$f_1 , f_2 , … , f_n $ is a sequence of holomorphic function in an open set $\Omega$ , and also $$|f_1|+…+|f_n|$$ attains its maximum in $\Omega$ . Can we prove that each of $f_k$ is constant ?
My attempt :
If $n=1$ , we can find a $\theta$ such that $f_1' =f_1 e^{i \theta}$ attains its maximum in $\Omega$ , then $f_1 ' $ is a constant so $f_1$ is a constant .
If $n \gt 1$ , then we can find a sequence $\theta_1 ,…, \theta_n$ such that $f_1 e^{i \theta_1} +…+ f_n e^{i \theta_n}$ attains its maximum in $\Omega$ . Let $f_k'=e^{i \theta_k} f_k$ , we find that $$|f_1'|+…+|f_k'| =|f_1|+…+|f_n|$$ So , to prove both $f_k$ are constant , it suffice to prove that following statement :
$g_1 , … , g_n$ is a sequence of holomorphic function in an open set $\Omega$ and $g_1+…+g_n$ equal to a constant $C$ , $|g_1|+…+|g_n|$ attains its maximum in $\Omega$ , then each of $g_k$ is constant.
Can we show this ?
Best Answer
Proof for $n=2$. (The argument actually works for any $n$).

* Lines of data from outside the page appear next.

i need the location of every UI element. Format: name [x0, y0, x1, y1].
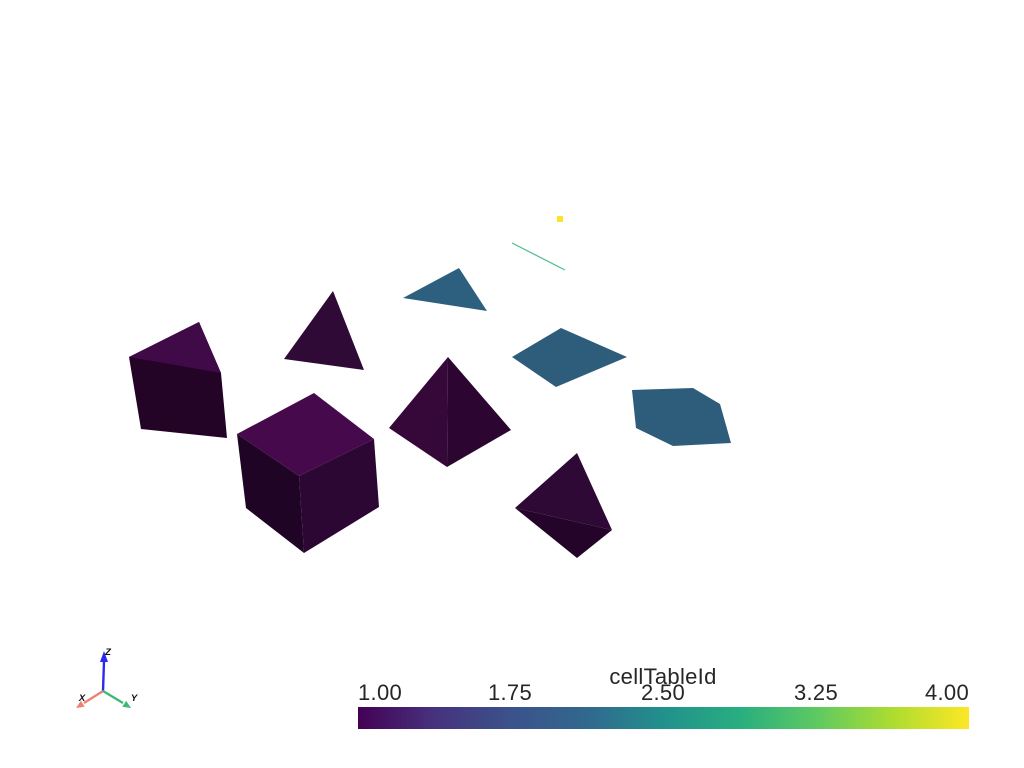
z-axis-arrowhead-icon: [100, 651, 108, 662]
line-cell: [511, 242, 566, 271]
pyramid-left-face: [389, 357, 448, 467]
y-axis-arrowhead-icon: [122, 700, 131, 708]
colorbar-tick-label: 2.50: [641, 680, 685, 705]
y-axis-label: Y: [131, 693, 139, 704]
triangle-cell: [403, 268, 487, 311]
wedge-top-face: [515, 453, 612, 530]
z-axis-shaft: [101, 660, 106, 692]
colorbar-tick-label: 1.00: [358, 680, 402, 705]
tetrahedron-left-cell: [129, 322, 227, 438]
colorbar-gradient-bar: [358, 707, 969, 729]
tetrahedron-back-cell: [284, 291, 364, 370]
pyramid-cell: [389, 357, 511, 467]
colorbar-tick-label: 4.00: [925, 680, 969, 705]
orientation-axes-widget[interactable]: X Y Z: [76, 647, 139, 708]
colorbar-tick-label: 1.75: [488, 680, 532, 705]
polygon-cell: [632, 388, 731, 446]
wedge-cell: [515, 453, 612, 558]
hexahedron-top-face: [237, 393, 374, 476]
x-axis-arrowhead-icon: [76, 700, 85, 708]
y-axis-shaft: [102, 689, 124, 705]
hexahedron-cell: [237, 393, 379, 553]
x-axis-shaft: [83, 689, 104, 705]
quad-cell: [512, 328, 627, 387]
pyramid-right-face: [447, 357, 511, 467]
wedge-bottom-face: [515, 508, 612, 558]
scalar-bar[interactable]: cellTableId 1.00 1.75 2.50 3.25 4.00: [358, 664, 969, 729]
hexahedron-right-face: [299, 439, 379, 553]
vertex-cell: [557, 216, 563, 222]
z-axis-label: Z: [104, 647, 112, 658]
x-axis-label: X: [78, 693, 86, 704]
hexahedron-left-face: [237, 434, 304, 553]
colorbar-tick-label: 3.25: [794, 680, 838, 705]
tetrahedron-left-top-face: [129, 322, 221, 373]
colorbar-title: cellTableId: [609, 664, 716, 689]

Suppose $a \in \Omega$ and $|f(a)|+|g(a)|≥|f(z)|+|g(z)| ∀z∈Ω$. Replace $f$ by $e^{is}f$ and $g$ by $e^{it}g$ where real numbers $s$ and $t$ are chosen such that $e^{is}f(a)$ and $e^{it}g(a)$ both belong to [0,∞). This reduces the proof to the case when $f(a)$ and $g(a)$ both belong to [0,∞). We now have $f(a)+g(a)≥|f(z)|+|g(z)|≥Ref(z)+Reg(z)=Re(f(z)+g(z))$. Maximum Modulus principle applied to $e^{f+g}$ shows that $e^{f+g}$, and hence $f+g$ is a constant (because $|e^{f+g}|$ attains its maximum in the domain). Now $f(a)+g(a)≥|f(z)|+|g(z)|≥Ref(z)+Reg(z)=Re(f(z)+g(z))=Re(f(a)+g(a))$ which implies that equality holds throughout. In particular $|f(z)|=Re(f(z))$ and $|g(z)|=Re(g(z)) ∀z$ which implies that $f$ and $g$ are constants.